The drug, called rimonabant, blocks receptors that are activated by marijuana in the brain. Mice treated with the drug in the study showed improved memory and reduced seizures, and more normal sensitivity to pain, compared with mice not treated with the drug.
It’s not clear whether the same improvements could happen in people. Rimonabant, which basically works by creating the opposite effect of “the munchies” (or an increased appetite experienced by some marijuana users), was withdrawn from the market in 2009 because it caused depression and suicidal thoughts in some patients.
However, the drug seems to improve autismlike symptoms at much lower doses than those typically used for weight loss, said study co-author Arnau Busquets Garcia, a neuroscience researcher at the University Pompeu Fabra in Spain.
“It could be an interesting therapy approach in humans, but I think there is a lot of work to do to confirm this,” Busquets Garcia said.
Overactive brain cells
People with fragile X syndrome have a single change in a gene called FMR1, which prevents them from making enough of a key brain chemical that directs communication between brain cells. As a result, brain cells tend to fire too much, causing seizures, mental retardation, memory problems and insensitivity to pain.
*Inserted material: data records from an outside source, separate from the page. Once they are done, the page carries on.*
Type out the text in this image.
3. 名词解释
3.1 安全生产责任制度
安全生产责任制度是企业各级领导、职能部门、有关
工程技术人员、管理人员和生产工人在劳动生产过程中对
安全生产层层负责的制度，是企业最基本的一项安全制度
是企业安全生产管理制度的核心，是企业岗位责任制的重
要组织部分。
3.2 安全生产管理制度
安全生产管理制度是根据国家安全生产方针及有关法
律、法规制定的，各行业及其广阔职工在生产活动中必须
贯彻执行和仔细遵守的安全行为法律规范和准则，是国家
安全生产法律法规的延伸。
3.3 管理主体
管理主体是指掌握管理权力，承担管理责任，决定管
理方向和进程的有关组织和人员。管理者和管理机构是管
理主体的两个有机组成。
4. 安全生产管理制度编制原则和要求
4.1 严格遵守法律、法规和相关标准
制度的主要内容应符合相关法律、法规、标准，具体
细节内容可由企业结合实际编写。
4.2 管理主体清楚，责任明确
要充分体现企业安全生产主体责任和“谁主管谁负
The research team noticed that receptors called CB1 receptors, which are activated by marijuana, also played a role in the firing of brain cells. Because brain cells go haywire in fragile X syndrome, they wondered whether quieting these receptors could reduce the symptoms of the disease.
To find out, they gave rimonabant to mice that had a genetic change similar to fragile X, and measured the effects.
Blocking the marijuana receptors with rimonabant improved the mice’s performance in a memory maze, and also eliminated their cognitive deficits. Mice given rimonabant also had fewer seizures and more normal pain responses.
When examined under a microscope, the brain cells also looked more like healthy brain cells than those typical of fragile X syndrome.
The new approach could, in theory, show promise for other forms of autism.
“In lots of these autism deficits, there are also these imbalances between excitatory and inhibitory signals in the brain,” Busquets Garcia said.
However, the researchers would first have to show that rimonabant was safe at lower doses, and effective in people who had fragile X syndrome, he said.
The findings were published March 31 in the journal Nature Medicine.